La nozione di Ragione ha una storia evolutiva lunga almeno quanto quella del pensiero filosofico occidentale, nella quale ha assunto una polisemia di significati mai sintetizzabili in una concettualizzazione univoca e definitiva.

Ragione è anche oggi nell'utilizzo comune, un termine ambiguo che può rivolgersi sia all'ambito discorsivo o argomentativo, sia a quello fattuale o causale. Così è possibile affermare che un individuo abbia ragione, quando la sua tesi è preferibile a quella del suo interlocutore.

Oppure che un fatto o una cosa abbia ragione d'esistere, perché ha delle cause o delle finalità tali da renderne necessaria l'esistenza.

Questi due differenti ambiti espressivi possono essere approssimativamente ritrovati nella distinzione filosofica tra ragione soggettiva e ragione oggettiva:

-Da un lato ragione può infatti essere assimilata ad una tecnica formale o discorsiva. Cioè ad una funzione mentale che rende coerenti tra loro due o più proposizioni, senza che però tale coerenza logica garantisca la reale corrispondenza di quelle proposizioni ad un fatto "oggettivo" esterno;

-Dall'altro ragione può indicare l'ordine effettivo della realtà, la sua reale sostanza ontologica, che può essere rispecchiata o disvelata dal pensiero.

Ma la differenza tra queste due accezioni del termine ragione è oggi una sottigliezza sofistica priva di rilevanti conseguenze: la proposizione che spiega la caduta di un corpo verso il basso con la forza di gravità su di esso esercitata, è già di per sè autosufficiente. E sterile risulterebbe la contrapposizione tra la concezione logica del principio causale che sosterrebbe il valore puramente formale della forza di gravità e quella ontologica, che al contrario ne opporrebbe il valore reale ed universale. Ragione soggettiva e ragione oggettiva hanno, agli occhi della contemporanea mentalità tecnica, entrambe la funzione pratica di determinare un fenomeno naturale, di prevederlo a fini meramente utilitaristici.

La funzione storico-sociale della ragione oggettiva si esaurisce non appena crollano definitivamente l' ancien règime, le sue residuali vestigia feudali e con esse il fondamento religioso-metafisico del mondo. Con la rivoluzione copernicana kantiana la ragione non è più in grado di conoscere la sostanza metafisica della realtà, la cosa in sè, ma può al massimo conoscere scientificamente le sue manifestazioni fenomeniche -stabilendone i nessi causali.
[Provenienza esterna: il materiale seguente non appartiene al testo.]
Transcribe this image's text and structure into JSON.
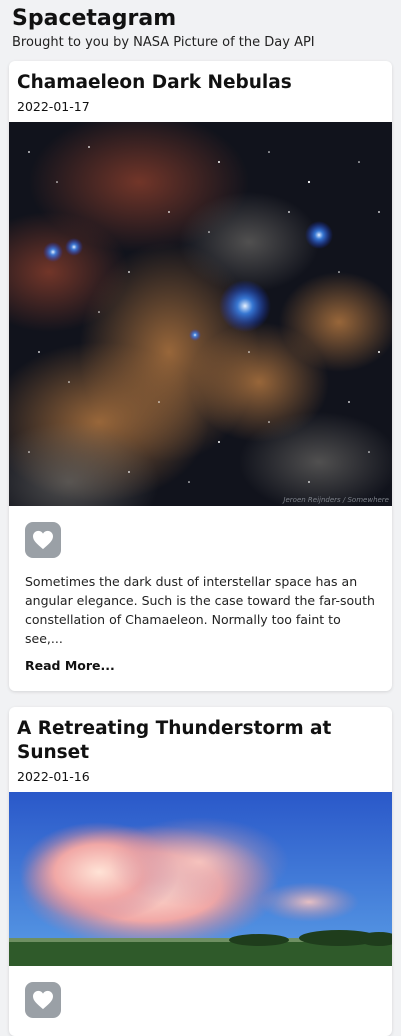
{
  "app": {
    "title": "Spacetagram",
    "subtitle": "Brought to you by NASA Picture of the Day API"
  },
  "posts": [
    {
      "title": "Chamaeleon Dark Nebulas",
      "date": "2022-01-17",
      "description": "Sometimes the dark dust of interstellar space has an angular elegance. Such is the case toward the far-south constellation of Chamaeleon. Normally too faint to see,...",
      "read_more": "Read More...",
      "like_icon": "heart-icon",
      "image_credit": "Jeroen Reijnders / Somewhere"
    },
    {
      "title": "A Retreating Thunderstorm at Sunset",
      "date": "2022-01-16",
      "like_icon": "heart-icon"
    }
  ],
  "colors": {
    "background": "#f1f2f4",
    "card": "#ffffff",
    "like_button": "#9aa0a6"
  }
}
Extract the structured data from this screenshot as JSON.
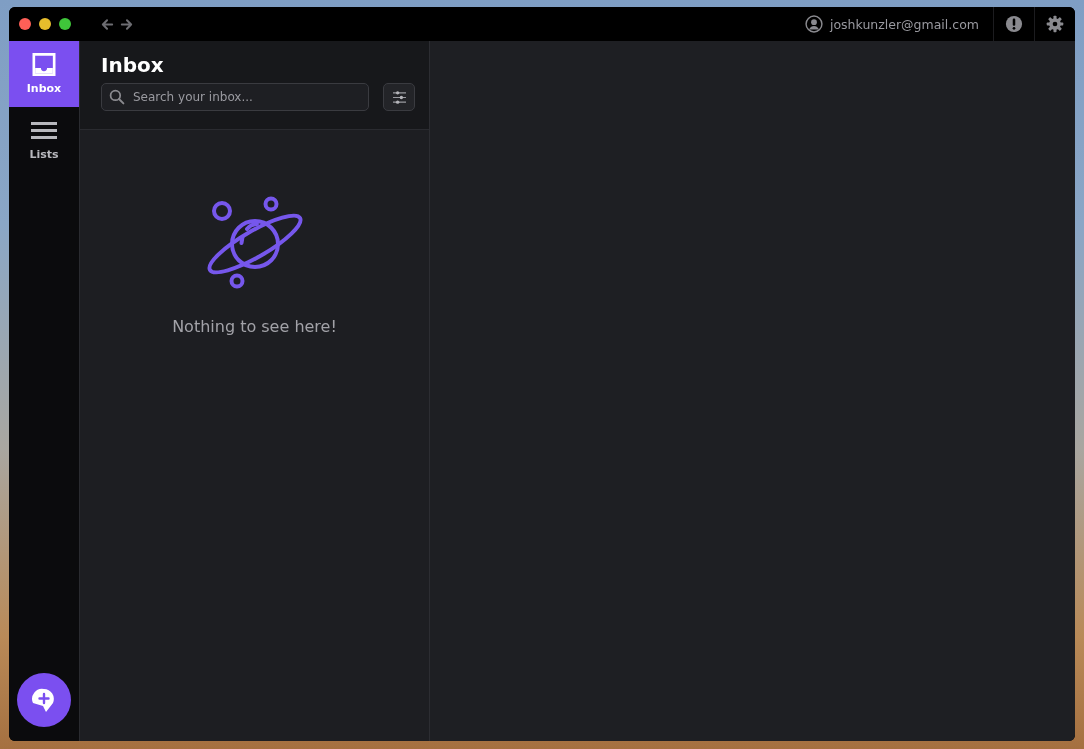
{
  "toolbar": {
    "account_email": "joshkunzler@gmail.com"
  },
  "nav_items": [
    {
      "kind": "inbox",
      "label": "Inbox",
      "selected": true
    },
    {
      "kind": "lists",
      "label": "Lists",
      "selected": false
    }
  ],
  "inbox": {
    "title": "Inbox",
    "search": {
      "placeholder": "Search your inbox..."
    },
    "empty_message": "Nothing to see here!"
  }
}
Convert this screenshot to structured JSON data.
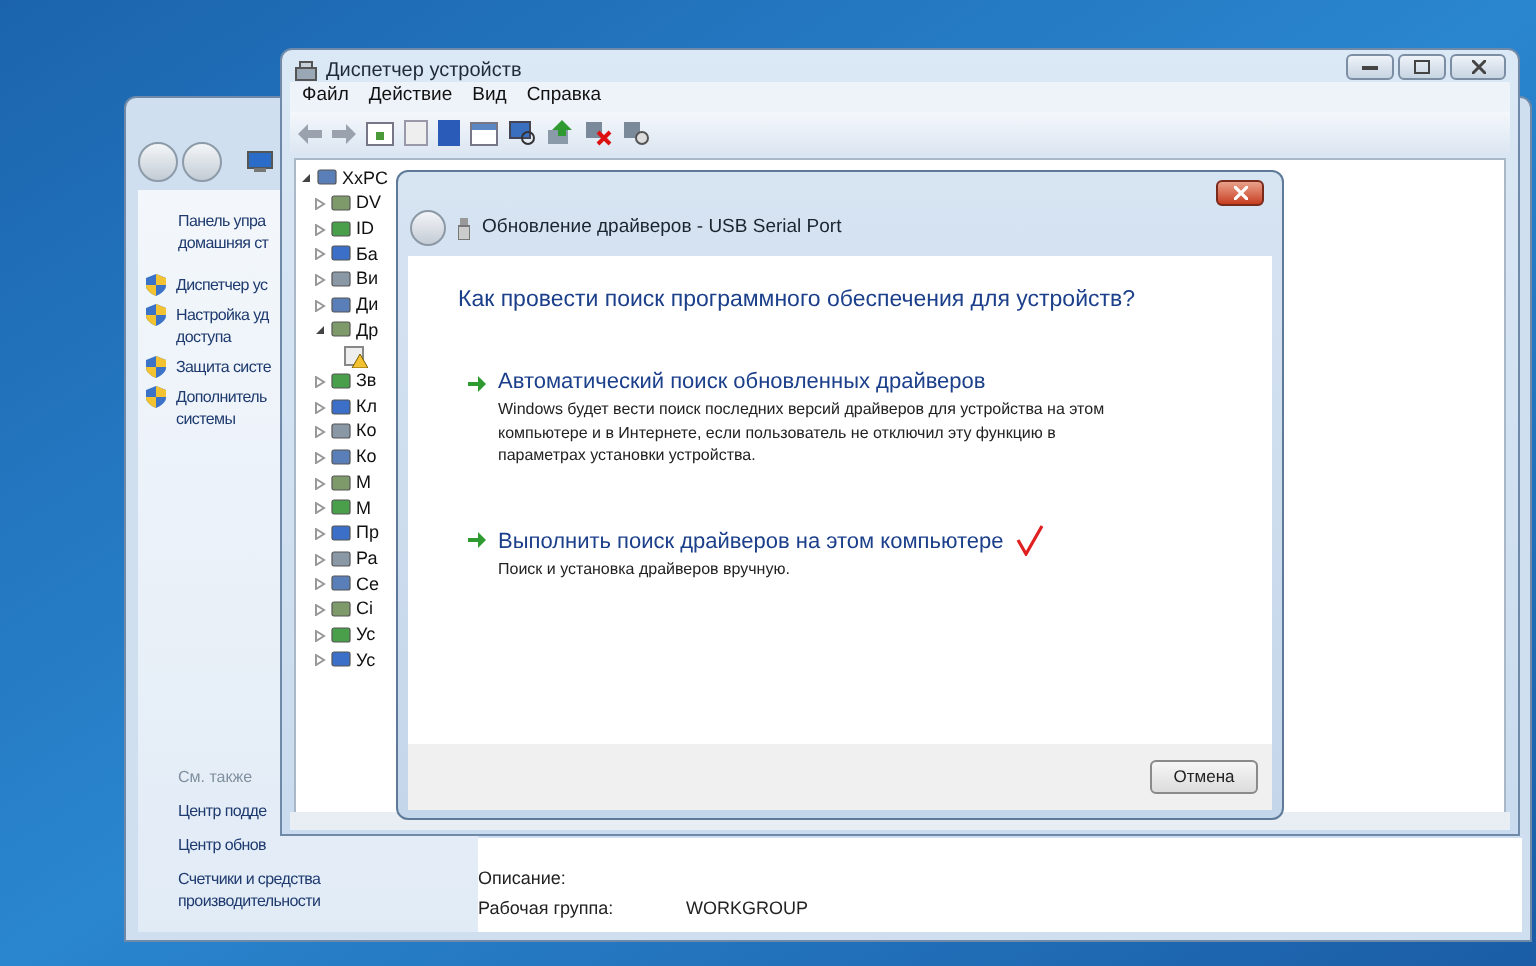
{
  "control_panel": {
    "home_link": [
      "Панель упра",
      "домашняя ст"
    ],
    "nav_links": [
      {
        "lines": [
          "Диспетчер ус"
        ]
      },
      {
        "lines": [
          "Настройка уд",
          "доступа"
        ]
      },
      {
        "lines": [
          "Защита систе"
        ]
      },
      {
        "lines": [
          "Дополнитель",
          "системы"
        ]
      }
    ],
    "see_also": "См. также",
    "see_also_links": [
      {
        "lines": [
          "Центр подде"
        ]
      },
      {
        "lines": [
          "Центр обнов"
        ]
      },
      {
        "lines": [
          "Счетчики и средства",
          "производительности"
        ]
      }
    ],
    "details": [
      {
        "label": "Описание:"
      },
      {
        "label": "Рабочая группа:",
        "value": "WORKGROUP"
      }
    ]
  },
  "device_manager": {
    "title": "Диспетчер устройств",
    "menu": [
      "Файл",
      "Действие",
      "Вид",
      "Справка"
    ],
    "tree": {
      "label": "XxPC",
      "expanded": true,
      "children": [
        {
          "label": "DV",
          "expanded": false
        },
        {
          "label": "ID",
          "expanded": false
        },
        {
          "label": "Ба",
          "expanded": false
        },
        {
          "label": "Ви",
          "expanded": false
        },
        {
          "label": "Ди",
          "expanded": false
        },
        {
          "label": "Др",
          "expanded": true,
          "children": [
            {
              "warning": true
            }
          ]
        },
        {
          "label": "Зв",
          "expanded": false
        },
        {
          "label": "Кл",
          "expanded": false
        },
        {
          "label": "Ко",
          "expanded": false
        },
        {
          "label": "Ко",
          "expanded": false
        },
        {
          "label": "М",
          "expanded": false
        },
        {
          "label": "М",
          "expanded": false
        },
        {
          "label": "Пр",
          "expanded": false
        },
        {
          "label": "Ра",
          "expanded": false
        },
        {
          "label": "Се",
          "expanded": false
        },
        {
          "label": "Сі",
          "expanded": false
        },
        {
          "label": "Ус",
          "expanded": false
        },
        {
          "label": "Ус",
          "expanded": false
        }
      ]
    }
  },
  "dialog": {
    "title": "Обновление драйверов - USB Serial Port",
    "heading": "Как провести поиск программного обеспечения для устройств?",
    "options": [
      {
        "title": "Автоматический поиск обновленных драйверов",
        "description": "Windows будет вести поиск последних версий драйверов для устройства на этом компьютере и в Интернете, если пользователь не отключил эту функцию в параметрах установки устройства.",
        "marked": false
      },
      {
        "title": "Выполнить поиск драйверов на этом компьютере",
        "description": "Поиск и установка драйверов вручную.",
        "marked": true
      }
    ],
    "cancel_button": "Отмена"
  }
}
Ma la ragione soggettiva kantiana può essere facilmente assimilata ad una conoscenza di ordine utilitario, convenzionale, incapace di pervenire alla effettiva e globale comprensione della realtà, e soprattutto per nulla adatta a dirimere "scientificamente" le questioni riguardanti la spiritualità umana:

"Chi può dire che uno qualsiasi di questi ideali sia più vicino alla verità del suo opposto?

L’affermazione che la giustizia e la libertà siano di per sé migliori dell’ingiustizia e dell’oppressione è scientificamente indimostrabile e inutile; e all’orecchio nostro suona ormai tanto priva di significato quanto potrebbe esserlo l’affermazione che il rosso è più bello dell’azzurro o le uova migliori del latte."[1]

La capitolazione definitiva della ragione soggettiva kantiana e delle sue pretese assolutizzanti, già velatamente sconfessate dallo stesso Kant, trova forse la sua manifestazione più esplicita nella filosofia schopenhaueriana.

Quando Schopenhauer individua nella cieca ed irrazionale volontà di vivere la vera essenza metafisica del mondo, considerando il mondo naturale dei fenomeni -oggetto della comprensione scientifica- come semplici manifestazioni finite della volontà, egli non fa che ripudiare la conoscenza razionale o discorsiva kantiana in quanto asservimento utilitario alla volontà stessa.

La filosofia di Schopenhauer è, in quest'ottica, straordinariamente profetica perché denuda anzitempo il significato di ragione che monopolizza l'orizzonte culturale e sociale contemporaneo.

Nell'odierna età della tecnica planetaria, la conoscenza razionale non è mai pura contemplazione disinteressata della natura, ma corrisponde ad una precisa forma di dominio scientifico sul mondo.

La tecnica, prima ancora che un apparato tecnologico, è una mentalità capillarmente diffusa, che consiste in una peculiare forma di interazione umana con il mondo:

"Si è soliti definire strumentale quel tipo di razionalità il cui orizzonte è circoscritto al calcolo più economico tra i mezzi a disposizione e i fini che ci si propone di raggiungere. La sua misura è il massimo dell'efficienza, a sua volta espressa dal miglior rapporto tra i costi impiegati e i risultati

raggiunti".[2]

Ma la ragione strumentale si afferma come monopolio ideologico, filosofico e culturale del mondo occidentale soltanto quando ne maturano le condizioni storico-materiali necessarie: nella Scienza della Logica Hegel sostiene con straordinaria lucidità che l'aumento quantitativo di un fenomeno, presuppone ad un certo momento un cambiamento qualitativo complessivo del paesaggio: un uomo che perde una quantità limitata di capelli, mantiene qualitativamente pressoché inalterato l'aspetto del suo volto. Ma allorché la quantità di capelli persi raggiunge un livello cospicuo, l'uomo diverrà calvo, il suo aspetto cambierà cioè qualitativamente.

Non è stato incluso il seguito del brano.